DH enjoys being the 'alpha male'

It's not controlling, it's not undermining me or my worth/value, it is what works best for our family

What is so awesome about earning virtually the same as him PLUS doing all the house and childcare whilst he sits on his arse and acts MANLY
LolaSmiles · 12/08/2020 22:10

What is so awesome about earning virtually the same as him PLUS doing all the house and childcare whilst he sits on his arse and acts MANLY
Got it in one.

This thread is certainly showing me how we have so many other threads where there are man-children expecting their wives and partners to pick up their shit after a day's work whilst the man is all manly and does his golf for video games or watches the football.

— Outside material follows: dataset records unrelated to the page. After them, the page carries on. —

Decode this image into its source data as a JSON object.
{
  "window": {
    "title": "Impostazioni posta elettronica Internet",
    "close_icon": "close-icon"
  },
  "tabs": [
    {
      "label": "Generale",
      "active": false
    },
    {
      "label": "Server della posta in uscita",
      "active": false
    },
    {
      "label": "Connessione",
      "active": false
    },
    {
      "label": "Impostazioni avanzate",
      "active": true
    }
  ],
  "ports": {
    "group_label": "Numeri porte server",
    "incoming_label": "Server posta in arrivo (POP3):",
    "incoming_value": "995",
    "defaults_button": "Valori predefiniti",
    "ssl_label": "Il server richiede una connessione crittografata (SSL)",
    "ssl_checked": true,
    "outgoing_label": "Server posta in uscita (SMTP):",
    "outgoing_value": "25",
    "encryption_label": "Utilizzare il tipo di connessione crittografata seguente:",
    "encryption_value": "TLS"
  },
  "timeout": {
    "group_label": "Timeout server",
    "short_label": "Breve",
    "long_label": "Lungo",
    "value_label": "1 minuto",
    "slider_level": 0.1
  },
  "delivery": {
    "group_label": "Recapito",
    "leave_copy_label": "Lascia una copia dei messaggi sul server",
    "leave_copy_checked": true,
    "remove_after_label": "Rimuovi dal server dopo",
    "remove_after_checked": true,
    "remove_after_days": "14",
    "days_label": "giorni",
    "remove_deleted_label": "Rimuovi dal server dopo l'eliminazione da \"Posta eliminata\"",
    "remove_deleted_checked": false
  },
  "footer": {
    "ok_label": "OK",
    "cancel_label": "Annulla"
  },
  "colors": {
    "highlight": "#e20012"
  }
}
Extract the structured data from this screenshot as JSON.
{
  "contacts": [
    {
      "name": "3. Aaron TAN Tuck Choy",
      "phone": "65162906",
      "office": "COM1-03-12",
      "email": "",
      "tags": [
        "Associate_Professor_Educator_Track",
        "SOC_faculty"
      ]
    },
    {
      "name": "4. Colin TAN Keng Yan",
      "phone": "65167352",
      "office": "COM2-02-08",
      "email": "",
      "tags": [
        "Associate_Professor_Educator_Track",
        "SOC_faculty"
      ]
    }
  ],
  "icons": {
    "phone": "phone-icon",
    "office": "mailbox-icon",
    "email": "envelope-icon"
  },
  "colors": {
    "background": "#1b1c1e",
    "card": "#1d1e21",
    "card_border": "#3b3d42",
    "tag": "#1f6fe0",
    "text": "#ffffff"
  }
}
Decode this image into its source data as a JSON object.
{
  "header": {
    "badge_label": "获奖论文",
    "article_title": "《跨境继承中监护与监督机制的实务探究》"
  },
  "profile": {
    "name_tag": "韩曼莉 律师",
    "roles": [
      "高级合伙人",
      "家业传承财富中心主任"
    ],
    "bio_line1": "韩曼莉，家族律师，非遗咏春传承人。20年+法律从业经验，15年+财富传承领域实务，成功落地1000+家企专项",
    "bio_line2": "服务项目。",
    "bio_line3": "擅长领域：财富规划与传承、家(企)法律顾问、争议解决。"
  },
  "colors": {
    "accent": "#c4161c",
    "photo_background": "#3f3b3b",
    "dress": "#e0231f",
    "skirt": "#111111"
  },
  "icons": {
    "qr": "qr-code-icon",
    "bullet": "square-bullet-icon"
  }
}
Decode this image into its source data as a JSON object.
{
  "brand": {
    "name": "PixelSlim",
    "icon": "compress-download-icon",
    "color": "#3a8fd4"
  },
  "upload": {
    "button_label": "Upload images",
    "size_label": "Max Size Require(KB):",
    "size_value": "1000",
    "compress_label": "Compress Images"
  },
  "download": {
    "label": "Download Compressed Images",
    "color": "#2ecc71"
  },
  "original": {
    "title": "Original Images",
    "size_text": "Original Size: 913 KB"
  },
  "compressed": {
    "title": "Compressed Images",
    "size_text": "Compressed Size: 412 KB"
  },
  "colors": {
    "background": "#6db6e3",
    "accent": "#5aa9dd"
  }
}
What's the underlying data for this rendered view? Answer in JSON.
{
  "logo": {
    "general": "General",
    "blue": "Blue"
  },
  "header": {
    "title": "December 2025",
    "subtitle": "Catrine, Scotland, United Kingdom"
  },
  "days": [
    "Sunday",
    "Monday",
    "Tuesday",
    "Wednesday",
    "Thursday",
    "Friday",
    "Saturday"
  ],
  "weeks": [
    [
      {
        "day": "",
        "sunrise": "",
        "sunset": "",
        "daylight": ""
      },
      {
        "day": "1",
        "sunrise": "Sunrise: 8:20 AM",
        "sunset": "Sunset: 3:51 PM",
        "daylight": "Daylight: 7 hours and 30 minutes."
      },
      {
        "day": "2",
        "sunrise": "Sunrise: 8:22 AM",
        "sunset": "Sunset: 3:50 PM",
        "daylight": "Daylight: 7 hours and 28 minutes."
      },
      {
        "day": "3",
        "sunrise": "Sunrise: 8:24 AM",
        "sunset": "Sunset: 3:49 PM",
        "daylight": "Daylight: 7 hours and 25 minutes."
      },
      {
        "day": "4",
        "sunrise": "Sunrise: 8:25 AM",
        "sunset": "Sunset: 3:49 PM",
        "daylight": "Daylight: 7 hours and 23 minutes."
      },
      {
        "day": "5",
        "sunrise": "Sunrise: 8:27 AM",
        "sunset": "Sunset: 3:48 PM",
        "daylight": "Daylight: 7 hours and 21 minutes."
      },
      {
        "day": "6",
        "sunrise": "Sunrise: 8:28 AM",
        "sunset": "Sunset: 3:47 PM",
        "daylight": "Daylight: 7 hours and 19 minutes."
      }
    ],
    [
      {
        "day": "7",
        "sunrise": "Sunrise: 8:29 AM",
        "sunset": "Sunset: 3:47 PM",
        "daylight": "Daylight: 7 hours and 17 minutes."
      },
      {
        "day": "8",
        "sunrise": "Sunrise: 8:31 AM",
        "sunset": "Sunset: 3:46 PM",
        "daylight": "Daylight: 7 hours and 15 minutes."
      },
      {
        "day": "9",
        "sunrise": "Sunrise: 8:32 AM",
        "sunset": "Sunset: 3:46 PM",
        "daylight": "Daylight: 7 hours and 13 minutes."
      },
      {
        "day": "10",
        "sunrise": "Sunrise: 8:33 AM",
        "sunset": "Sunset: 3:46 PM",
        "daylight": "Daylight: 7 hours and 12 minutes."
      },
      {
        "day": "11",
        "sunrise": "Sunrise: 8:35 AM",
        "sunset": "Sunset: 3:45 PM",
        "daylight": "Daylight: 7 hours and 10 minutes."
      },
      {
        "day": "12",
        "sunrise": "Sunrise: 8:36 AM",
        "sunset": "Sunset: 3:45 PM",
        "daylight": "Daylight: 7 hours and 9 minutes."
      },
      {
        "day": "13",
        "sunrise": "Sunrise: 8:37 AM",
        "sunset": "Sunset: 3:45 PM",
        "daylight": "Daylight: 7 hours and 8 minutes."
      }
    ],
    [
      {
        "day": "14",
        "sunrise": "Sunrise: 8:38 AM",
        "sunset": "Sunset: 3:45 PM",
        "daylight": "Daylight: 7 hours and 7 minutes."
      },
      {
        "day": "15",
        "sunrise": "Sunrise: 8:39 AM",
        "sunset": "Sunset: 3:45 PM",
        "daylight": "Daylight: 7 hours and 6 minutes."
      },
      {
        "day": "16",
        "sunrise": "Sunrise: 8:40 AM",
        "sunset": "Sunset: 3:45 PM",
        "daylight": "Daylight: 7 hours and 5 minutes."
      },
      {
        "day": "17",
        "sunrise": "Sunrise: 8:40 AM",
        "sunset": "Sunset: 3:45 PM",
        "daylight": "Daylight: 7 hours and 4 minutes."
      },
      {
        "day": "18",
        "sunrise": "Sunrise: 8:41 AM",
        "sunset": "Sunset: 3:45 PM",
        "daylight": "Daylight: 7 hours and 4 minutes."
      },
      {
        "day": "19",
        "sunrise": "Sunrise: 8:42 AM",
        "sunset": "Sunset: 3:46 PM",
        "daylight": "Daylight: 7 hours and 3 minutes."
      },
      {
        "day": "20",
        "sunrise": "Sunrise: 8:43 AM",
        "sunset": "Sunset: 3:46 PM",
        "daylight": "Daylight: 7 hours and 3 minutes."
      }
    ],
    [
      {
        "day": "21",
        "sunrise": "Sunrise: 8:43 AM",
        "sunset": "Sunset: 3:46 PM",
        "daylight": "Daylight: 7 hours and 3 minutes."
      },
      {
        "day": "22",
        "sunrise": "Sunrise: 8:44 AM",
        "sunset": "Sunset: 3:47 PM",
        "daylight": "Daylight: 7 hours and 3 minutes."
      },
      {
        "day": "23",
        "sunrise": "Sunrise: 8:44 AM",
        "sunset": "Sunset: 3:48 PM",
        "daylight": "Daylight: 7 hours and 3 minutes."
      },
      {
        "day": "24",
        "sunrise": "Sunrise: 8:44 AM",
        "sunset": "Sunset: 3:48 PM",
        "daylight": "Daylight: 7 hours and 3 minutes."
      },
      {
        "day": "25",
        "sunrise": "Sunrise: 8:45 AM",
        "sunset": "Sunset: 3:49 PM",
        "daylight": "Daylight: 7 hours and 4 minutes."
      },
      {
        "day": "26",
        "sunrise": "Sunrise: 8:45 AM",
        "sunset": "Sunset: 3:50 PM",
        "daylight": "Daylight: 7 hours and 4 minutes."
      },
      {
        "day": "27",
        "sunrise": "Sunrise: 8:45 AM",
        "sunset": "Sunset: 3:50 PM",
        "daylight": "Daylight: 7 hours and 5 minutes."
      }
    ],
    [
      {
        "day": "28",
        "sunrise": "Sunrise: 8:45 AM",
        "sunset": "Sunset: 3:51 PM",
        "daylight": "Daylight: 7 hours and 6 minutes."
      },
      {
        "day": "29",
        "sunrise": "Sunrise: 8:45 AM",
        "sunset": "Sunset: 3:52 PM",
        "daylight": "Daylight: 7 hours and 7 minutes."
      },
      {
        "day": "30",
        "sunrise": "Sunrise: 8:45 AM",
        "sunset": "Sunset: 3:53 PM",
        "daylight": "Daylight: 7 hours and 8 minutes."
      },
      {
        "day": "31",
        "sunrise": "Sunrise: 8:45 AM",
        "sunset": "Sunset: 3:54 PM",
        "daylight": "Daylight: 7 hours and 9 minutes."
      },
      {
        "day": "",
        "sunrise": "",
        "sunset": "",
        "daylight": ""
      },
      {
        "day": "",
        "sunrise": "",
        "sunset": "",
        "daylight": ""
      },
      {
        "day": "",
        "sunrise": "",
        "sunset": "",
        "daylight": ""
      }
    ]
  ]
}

Going to work is such a difficult thing for these men, in fact it's so difficult that the people they're meant to be in a partnership with should work and run the house because work and domestic chores are obviously much easier if you're of the female persuasion.

I bet some posters fall over themselves in gratitude if their DH washes the dishes or picks the hoover up occasionally, and he probably 'helps' with his children.

vegansprinkle · 12/08/2020 22:43

Exactly quite a few females tell me how great it is that DH puts his kids to bed or takes them to swimming lessons.

F k that. they are his kids too.

We are equals, in everything.

ShebaShimmyShake · 12/08/2020 23:23

I can't see James Bond or Indiana Jones being defeated by a washing machine.

Illegitiminoncarborundum · 12/08/2020 23:42

I'm not sure why people feel the need to be so utterly confused about the fact someone else can live their life differently

Just because it isn't what works for you, it doesn't mean it doesn't work for everyone.

I love the set up my husband and I have.

There is no need to be rude and judgemental about it.